Most works that are infamous for being bad – The Room, The Eye of Argon, Big Rigs Over The Road Racing, The Star Wars Holiday Special, Crown Royal – are bad in ways that are easy to explain, and apparent to anyone who consumes them.

Funky Winkerbean was an awful comic strip, but in ways that are difficult to quantify.

My usual go-to resource for this kind of analysis is TVTropes. A trope is a “narrative device or convention used in storytelling or production of a creative work.” TVTropes catalogues them all, and catalogues works in all media by the tropes they use. Most importantly, it gives us a language we can use to talk about what’s good or bad about creative works. It’s one of the best things the hive mind of the Internet has ever come up with. If you’re not already a reader, go check it out, but be warned that TVTropes Will Ruin Your Life.

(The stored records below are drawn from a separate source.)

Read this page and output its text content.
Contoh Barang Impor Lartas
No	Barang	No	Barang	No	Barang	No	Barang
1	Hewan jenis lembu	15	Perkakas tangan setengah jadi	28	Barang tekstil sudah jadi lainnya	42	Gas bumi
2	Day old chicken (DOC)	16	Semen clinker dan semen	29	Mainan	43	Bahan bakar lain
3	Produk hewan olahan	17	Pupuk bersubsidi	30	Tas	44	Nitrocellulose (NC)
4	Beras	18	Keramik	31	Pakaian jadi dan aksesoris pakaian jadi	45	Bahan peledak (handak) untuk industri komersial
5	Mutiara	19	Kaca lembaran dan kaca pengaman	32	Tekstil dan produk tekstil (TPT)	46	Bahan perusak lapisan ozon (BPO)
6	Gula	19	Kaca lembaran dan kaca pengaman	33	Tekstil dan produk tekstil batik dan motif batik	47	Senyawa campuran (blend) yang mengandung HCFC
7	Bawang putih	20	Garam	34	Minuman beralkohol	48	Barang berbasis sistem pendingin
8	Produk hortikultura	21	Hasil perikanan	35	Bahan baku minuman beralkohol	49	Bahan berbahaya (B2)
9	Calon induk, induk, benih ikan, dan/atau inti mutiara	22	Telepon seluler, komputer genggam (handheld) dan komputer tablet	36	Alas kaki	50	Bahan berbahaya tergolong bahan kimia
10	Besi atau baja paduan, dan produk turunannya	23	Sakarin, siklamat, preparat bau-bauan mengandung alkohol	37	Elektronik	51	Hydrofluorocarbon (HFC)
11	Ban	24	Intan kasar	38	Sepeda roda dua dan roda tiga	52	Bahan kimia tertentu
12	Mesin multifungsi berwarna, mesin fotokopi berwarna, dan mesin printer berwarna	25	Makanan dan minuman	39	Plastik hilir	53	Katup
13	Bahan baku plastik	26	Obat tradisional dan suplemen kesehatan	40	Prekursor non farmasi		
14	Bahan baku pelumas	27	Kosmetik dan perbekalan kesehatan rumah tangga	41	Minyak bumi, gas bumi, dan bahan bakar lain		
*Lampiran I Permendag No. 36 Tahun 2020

I view tropes as the atoms of storytelling. Every object in your home, at its most fundamental level, is made up of atoms. Water is two hydrogen atoms, one oxygen atom. Salt is sodium and chlorine. If you look up your favorite book/movie/TV show/record/comic strip/video game/Bible story/anime/whatever on TVTropes, you’ll get a list of the tropes it’s made of. It’s a way of breaking down your favorite story into its most basic elements, and discussing what does well or badly.

Tom Batiuk’s writing is so bad that it defies this model.